İşçinin Ekonomisi: Borç batağında son durum
Türkiye’deki ekonomik krizin en önemli yönlerinden biri aşırı borçlanmadır. Özel sektörün uzun vadeli borcu devasa bir miktar olan 220 milyar dolar seviyesine ulaşmış durumda ve bunun 44 milyar dolarının 2019’da ödenmesi gerekiyor. Türk Lirası’nın değer kaybı eğer ihracatçı değilse gelirlerinin döviz cinsinden azalması demek. İhracatçı sektörler özellikle Türk Lirası ile ödeme yaptıkları iş gücü maliyetlerinden avantaj elde ediyor ancak ara malları ithalatı ve enerji fiyatlarındaki artış dolayısıyla maliyetlerde ciddi bir artış da söz konusu. Bu durumda borcu borçla kapatmaktan başka çare yok. Ancak artık yurtdışından borç bulmak eskisi kadar ucuz değil. Akbank Eylül ayında neredeyse 1 milyar dolara yakın sendikasyon kredisi (uluslararası bankalardan alınan kredi) alıncaya kadar akla karayı seçti. Parayı buldular ama bir sene öncekine nazaran tam 2 katı fazla maliyetle.

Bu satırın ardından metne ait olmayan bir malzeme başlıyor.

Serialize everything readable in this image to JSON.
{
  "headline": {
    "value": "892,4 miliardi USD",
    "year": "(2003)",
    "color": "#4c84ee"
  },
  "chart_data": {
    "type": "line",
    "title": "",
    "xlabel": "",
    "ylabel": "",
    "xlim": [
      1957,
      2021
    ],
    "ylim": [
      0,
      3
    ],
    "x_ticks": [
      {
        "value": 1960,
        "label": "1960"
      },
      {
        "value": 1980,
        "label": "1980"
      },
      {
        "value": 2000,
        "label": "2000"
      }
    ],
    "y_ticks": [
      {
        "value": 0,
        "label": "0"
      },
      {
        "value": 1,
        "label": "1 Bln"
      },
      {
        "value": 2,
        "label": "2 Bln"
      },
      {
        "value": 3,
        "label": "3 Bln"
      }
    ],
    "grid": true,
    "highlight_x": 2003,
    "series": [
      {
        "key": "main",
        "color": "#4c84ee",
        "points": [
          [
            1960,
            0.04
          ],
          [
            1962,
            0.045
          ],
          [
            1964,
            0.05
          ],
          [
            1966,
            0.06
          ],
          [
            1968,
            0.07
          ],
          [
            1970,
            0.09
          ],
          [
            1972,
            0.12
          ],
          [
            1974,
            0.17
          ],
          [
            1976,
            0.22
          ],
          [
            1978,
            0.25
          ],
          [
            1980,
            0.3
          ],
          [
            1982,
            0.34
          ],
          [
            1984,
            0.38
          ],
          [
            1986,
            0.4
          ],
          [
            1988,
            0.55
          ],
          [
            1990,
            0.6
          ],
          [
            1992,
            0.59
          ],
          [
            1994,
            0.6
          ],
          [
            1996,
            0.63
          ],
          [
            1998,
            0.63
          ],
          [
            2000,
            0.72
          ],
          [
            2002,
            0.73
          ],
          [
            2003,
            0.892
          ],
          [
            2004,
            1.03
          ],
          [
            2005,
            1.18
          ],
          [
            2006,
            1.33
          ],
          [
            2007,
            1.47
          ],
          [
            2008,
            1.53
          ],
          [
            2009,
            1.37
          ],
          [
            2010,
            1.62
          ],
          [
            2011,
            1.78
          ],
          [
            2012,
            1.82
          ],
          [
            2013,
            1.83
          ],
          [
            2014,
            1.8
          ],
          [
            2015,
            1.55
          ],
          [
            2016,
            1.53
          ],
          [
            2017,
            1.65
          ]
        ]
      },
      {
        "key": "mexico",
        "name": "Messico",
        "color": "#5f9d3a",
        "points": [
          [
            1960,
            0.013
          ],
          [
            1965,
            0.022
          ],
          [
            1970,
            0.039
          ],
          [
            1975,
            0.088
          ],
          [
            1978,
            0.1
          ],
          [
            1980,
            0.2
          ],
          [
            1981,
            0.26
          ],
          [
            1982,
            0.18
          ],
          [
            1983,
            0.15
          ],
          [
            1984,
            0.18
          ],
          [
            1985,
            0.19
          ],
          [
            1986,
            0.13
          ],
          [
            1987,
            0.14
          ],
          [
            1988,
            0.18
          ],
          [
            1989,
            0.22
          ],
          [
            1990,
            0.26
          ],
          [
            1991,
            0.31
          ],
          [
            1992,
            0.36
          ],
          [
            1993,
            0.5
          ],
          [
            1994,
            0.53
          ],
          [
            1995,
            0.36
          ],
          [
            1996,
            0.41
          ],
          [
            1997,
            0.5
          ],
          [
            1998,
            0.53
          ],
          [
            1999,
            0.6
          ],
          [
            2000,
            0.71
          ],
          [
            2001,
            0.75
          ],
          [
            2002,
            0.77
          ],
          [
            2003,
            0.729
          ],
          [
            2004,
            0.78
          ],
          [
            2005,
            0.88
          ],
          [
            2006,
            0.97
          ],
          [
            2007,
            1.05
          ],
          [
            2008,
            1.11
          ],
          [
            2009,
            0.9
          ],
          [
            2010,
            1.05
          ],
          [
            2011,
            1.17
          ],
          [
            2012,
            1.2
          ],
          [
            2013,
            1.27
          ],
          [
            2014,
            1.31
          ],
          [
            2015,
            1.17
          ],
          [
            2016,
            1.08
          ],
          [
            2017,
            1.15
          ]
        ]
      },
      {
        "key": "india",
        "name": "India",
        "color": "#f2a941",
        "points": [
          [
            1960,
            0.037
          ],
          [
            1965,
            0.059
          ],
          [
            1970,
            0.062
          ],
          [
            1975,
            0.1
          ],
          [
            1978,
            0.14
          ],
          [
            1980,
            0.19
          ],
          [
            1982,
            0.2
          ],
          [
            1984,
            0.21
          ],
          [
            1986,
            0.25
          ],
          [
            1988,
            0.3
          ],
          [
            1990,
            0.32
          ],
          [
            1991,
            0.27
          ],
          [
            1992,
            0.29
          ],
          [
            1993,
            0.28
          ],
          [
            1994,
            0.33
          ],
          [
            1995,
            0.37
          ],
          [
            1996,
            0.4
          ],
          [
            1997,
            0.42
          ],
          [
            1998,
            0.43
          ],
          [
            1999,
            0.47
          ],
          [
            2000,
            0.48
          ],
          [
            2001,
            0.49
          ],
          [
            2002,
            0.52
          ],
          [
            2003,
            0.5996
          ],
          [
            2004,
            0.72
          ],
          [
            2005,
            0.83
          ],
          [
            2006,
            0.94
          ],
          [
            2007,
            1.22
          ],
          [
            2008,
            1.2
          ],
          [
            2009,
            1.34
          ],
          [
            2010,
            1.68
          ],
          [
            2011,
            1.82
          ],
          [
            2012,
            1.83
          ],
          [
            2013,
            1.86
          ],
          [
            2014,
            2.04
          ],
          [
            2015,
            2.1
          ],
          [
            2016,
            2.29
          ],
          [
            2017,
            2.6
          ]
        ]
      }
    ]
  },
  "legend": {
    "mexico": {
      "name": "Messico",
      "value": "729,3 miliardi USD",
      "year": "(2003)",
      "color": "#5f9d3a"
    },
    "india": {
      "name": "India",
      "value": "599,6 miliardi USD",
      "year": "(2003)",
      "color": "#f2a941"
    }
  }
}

Özel sektörün durumu bu. Peki devletin durumu çok mu iyi? AKP iktidarına bakarsanız öyle. Kamu borcunun milli gelire oranının yüzde 35 düzeyinde olması ile övünüyorlar. Bu oranı AB’nin yüzde 85’lik, ABD’nin yüzde 105’lik oranlarıyla karşılaştırıyorlar. Oysa esas sorun Türkiye’nin borçlanma maliyetindedir. Nitekim Türkiye devleti Ekim ayında 2 milyar dolarlık 5 yıllık devlet tahvillerini yüzde 7,25 faizle ihraç etti. Yüksek kamu borçları emperyalist merkezler açısından da ciddi bir sorun başlığıdır ancak reel olarak neredeyse sıfır faizle borçlanabilen bu ülkelerle karşılaştırma yaparak Türkiye’nin kamu borçlarının risk yaratmadığını söylemek doğru değildir.
Sonuçta hem özel sektörün hem de devletin borç yükünün birinin sırtına yüklenmesi lazım. Ne patronlar bu yükü sırtlamaya niyetli ne de iktidar… Planları tüm yükü halkın sırtına yüklemek. Halk ise zaten boğazına kadar borca batmış durumda. 570 milyar lirayı aşan tüketici, konut, taşıt kredileri ile kredi kartlarından oluşan hanehalkı borcu var. Halkın harcanabilir geliri içinde borcun oranı 2002’den bugüne istikrarlı şekilde artarak yüzde 5’lerden yüzde 50’ye varmış durumda. Harcanabilir gelir içinde borç oranının artışı halkın geçinemediğinin bir göstergesidir. Emekçileri kıt kanaat geçinecek ücretlerle çalıştıran, Koç’u, Sabancı’sı ile bu ülkenin üretim yapan burjuvalarıdır.
Halkı borçlandıran da bu burjuvaların bankalarıdır. Vatandaş, Koç’un Yapı Kredi Bankası’ndan aldığı tüketici kredisi ile Arçelik’ten ev eşyası alıp çocuğuna çeyiz düzmüştür. Sabancı’nın Akbank’ından kredi kartı almış, CarefourSA’dan market alışverişi yapmış, yine Sabancı’nın Pegasus şirketinden uçak bileti almış, aldığı konut kredisi ile Sabancı’nın ürettiği çimento ile yapılan evleri satın almıştır. Şimdi bir de kendi borçlarının yükünü işçi ve emekçilerin sırtına yüklemek istiyorlar.
Nasıl mı yapacaklar? Maliyetleri düşürmek için işçi çıkartıp kalanları daha fazla çalıştıracaklar. İşçi ve kamu çalışanlarının ücretlerini enflasyona ezdirip fiilen aşağı çekecekler. Şirketlerin ve bankaların batmasını kamu kaynaklarını yağmalayarak elde edecekler. Patronların iktidarı da bu saldırıya karşı direnecek ve mücadele edecek işçi ve emekçileri bastırmak için inşa ettiği istibdad rejimini kullanacak. Elbette ki işçi sınıfının da eli armut toplamayacaktır. İşçi sınıfı örgütlü ve birlik içinde hareket ederse tüm bu saldırıları püskürtecek ve krizin faturasını krizi yaratanlara ödetecek güçtedir.
Bu yazı Gerçek gazetesinin Kasım 2018 tarihli 110. sayısında yayınlanmıştır.